A Study Prepared by The Staff of the Subcommittee on
Constitutional Rights of the
Committee On The
Judiciary, United States Senate
Ninety-Third Congress, Second Session
Subcommittee Chair, Senator Sam Ervin, Jr.
Available in full from the U. S. Government Printing Office, Washington, DC 20402. Stock Number 5270-02620.
(Scanned and prefaced by M. L. A. Not Copyrighted June 20, 2002)
Here are a few of the highlights from this document, which in 1974 revealed to the Congress some oversight in the oversight process of funding research on, and treatment of, living human beings.
The document's theme is control over the possible development of vicious and uncaring treatments in the Federally funded arena.
Credit should be due: There is no evidence of misbehavior by the agencies of which the Subcommittee made inquiry. All of this is in the full report. The central offenses seem to be by persons ignorant or forgetful of the importance of the central tenet of the Hippocratic oath: Do No Harm.
Nowhere is any inquiry or response relating to any segment of the intelligence community. These workers are employed on the same condition to uphold the Constitution as are any other Federal employees, so one assumes that they would accept the same obligation of whistleblowing as anyone else. In recognition of this, possibly, this Subcommittee now is named "Subcommittee on the Constitution", to differentiate it from the 1971 - 1974 Ervin subcommittee that investigated constitutional rights only.
There was a scandal which surfaced in the newspapers last year over experiments in 1939 by a famous speech therapist, Wendell Johnson, now dead. He apparently purposely caused some children in an orphanage to stutter during a behavioral manipulation. The pretense was to treat them for minor, often nonexistent, speech defects. Later, he and his graduate student made only a few half-hearted attempts to reverse the damage--which for some of the children lasted through adoption and into the rest of their lives. With no ethical standards in place at the time, perhaps this was less egregious a fault than any of the many ethics lapses enumerated in the Federal Role hearings.
The reporter, Jim Dyer of the San Jose Mercury News, who uncovered the Wendell Johnson study, also interviewed some of Johnson's academic colleagues. Apparently, many of them knew of the orphan experiment. They kept quiet about the experiment. And never lifted a finger to help the orphans, either. Johnson was a best-selling author, and having the goods on him apparently blinded his colleagues to their obligation to do something more than successfully have the goods on him.
One can see a similar selfishness in the Federal Role document.

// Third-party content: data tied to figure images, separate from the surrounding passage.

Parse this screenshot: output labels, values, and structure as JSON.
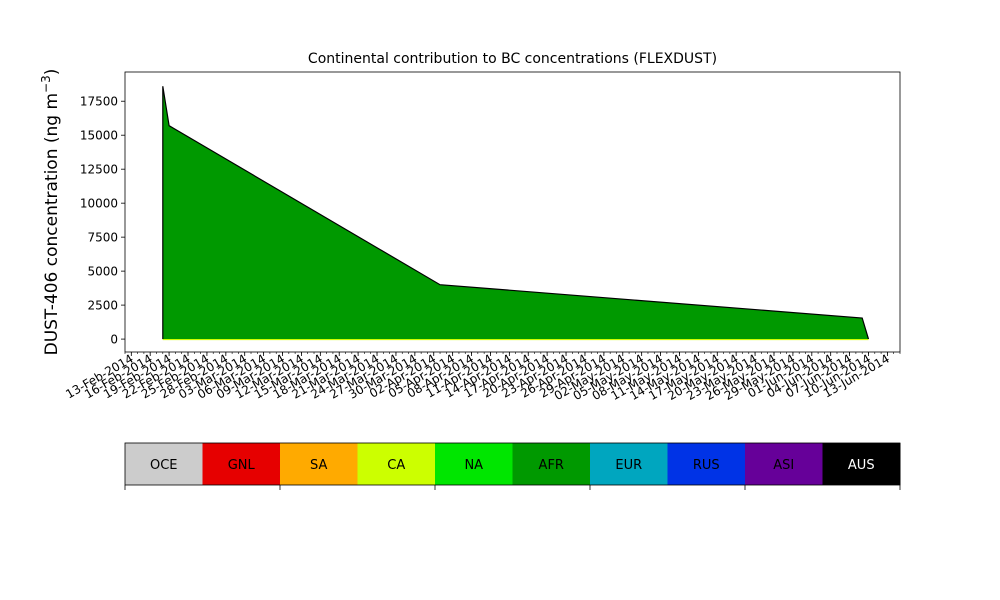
{
  "chart_data": {
    "type": "area",
    "title": "Continental contribution to BC concentrations (FLEXDUST)",
    "xlabel": "",
    "ylabel": "DUST-406 concentration (ng m",
    "ylabel_superscript": "−3",
    "ylabel_suffix": ")",
    "ylim": [
      -950,
      19650
    ],
    "xlim": [
      "2014-02-12",
      "2014-06-15"
    ],
    "yticks": [
      0,
      2500,
      5000,
      7500,
      10000,
      12500,
      15000,
      17500
    ],
    "ytick_labels": [
      "0",
      "2500",
      "5000",
      "7500",
      "10000",
      "12500",
      "15000",
      "17500"
    ],
    "xtick_dates": [
      "2014-02-13",
      "2014-02-16",
      "2014-02-19",
      "2014-02-22",
      "2014-02-25",
      "2014-02-28",
      "2014-03-03",
      "2014-03-06",
      "2014-03-09",
      "2014-03-12",
      "2014-03-15",
      "2014-03-18",
      "2014-03-21",
      "2014-03-24",
      "2014-03-27",
      "2014-03-30",
      "2014-04-02",
      "2014-04-05",
      "2014-04-08",
      "2014-04-11",
      "2014-04-14",
      "2014-04-17",
      "2014-04-20",
      "2014-04-23",
      "2014-04-26",
      "2014-04-29",
      "2014-05-02",
      "2014-05-05",
      "2014-05-08",
      "2014-05-11",
      "2014-05-14",
      "2014-05-17",
      "2014-05-20",
      "2014-05-23",
      "2014-05-26",
      "2014-05-29",
      "2014-06-01",
      "2014-06-04",
      "2014-06-07",
      "2014-06-10",
      "2014-06-13"
    ],
    "xtick_labels": [
      "13-Feb-2014",
      "16-Feb-2014",
      "19-Feb-2014",
      "22-Feb-2014",
      "25-Feb-2014",
      "28-Feb-2014",
      "03-Mar-2014",
      "06-Mar-2014",
      "09-Mar-2014",
      "12-Mar-2014",
      "15-Mar-2014",
      "18-Mar-2014",
      "21-Mar-2014",
      "24-Mar-2014",
      "27-Mar-2014",
      "30-Mar-2014",
      "02-Apr-2014",
      "05-Apr-2014",
      "08-Apr-2014",
      "11-Apr-2014",
      "14-Apr-2014",
      "17-Apr-2014",
      "20-Apr-2014",
      "23-Apr-2014",
      "26-Apr-2014",
      "29-Apr-2014",
      "02-May-2014",
      "05-May-2014",
      "08-May-2014",
      "11-May-2014",
      "14-May-2014",
      "17-May-2014",
      "20-May-2014",
      "23-May-2014",
      "26-May-2014",
      "29-May-2014",
      "01-Jun-2014",
      "04-Jun-2014",
      "07-Jun-2014",
      "10-Jun-2014",
      "13-Jun-2014"
    ],
    "x": [
      "2014-02-18",
      "2014-02-18",
      "2014-02-19",
      "2014-04-03",
      "2014-06-09",
      "2014-06-09",
      "2014-06-10"
    ],
    "series": [
      {
        "name": "AFR",
        "color": "#009900",
        "values": [
          0,
          18600,
          15700,
          4000,
          1550,
          1550,
          0
        ]
      }
    ],
    "grid": false,
    "legend": {
      "placement": "below",
      "entries": [
        {
          "label": "OCE",
          "color": "#cccccc",
          "text_color": "#000000"
        },
        {
          "label": "GNL",
          "color": "#e60000",
          "text_color": "#000000"
        },
        {
          "label": "SA",
          "color": "#ffaa00",
          "text_color": "#000000"
        },
        {
          "label": "CA",
          "color": "#ccff00",
          "text_color": "#000000"
        },
        {
          "label": "NA",
          "color": "#00e600",
          "text_color": "#000000"
        },
        {
          "label": "AFR",
          "color": "#009900",
          "text_color": "#000000"
        },
        {
          "label": "EUR",
          "color": "#00a6bf",
          "text_color": "#000000"
        },
        {
          "label": "RUS",
          "color": "#0033e6",
          "text_color": "#000000"
        },
        {
          "label": "ASI",
          "color": "#660099",
          "text_color": "#000000"
        },
        {
          "label": "AUS",
          "color": "#000000",
          "text_color": "#ffffff"
        }
      ]
    }
  }
}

Some of the researchers there pull out statistics and bang on the Government to pay them to help make their statistics better. They seem to crave funding for nothing but advancement in their fields. They seem willing to walk over the humanity and the rights of helpless mental defectives, jailed convicts, and hospitalized veterans. Is reducing a count of '50 per 100,000' of (anything) to '25 per 100,000' worth scooping out a mental patient's brains, leaving someone to die of syphilis just to see how it works, or castrating a rapist?
Read on. See how supposedly educated professionals planned to enlist the police, to teach police to 'predict' violence by taking special notice of a suspicious person's race, sex, or place of residence. To strike first, before the guilty party had a chance to do anything wrong . . ..
Nope. This isn't 1833: It is 1973, and all the people involved knew how to read and write.
So, one hopes that the Federal Government will continue in its role of enforcing the law and carrying out the mandates of the Constitution. However firm and tempting the rocks of despotism, may that great ship always steer the straight course.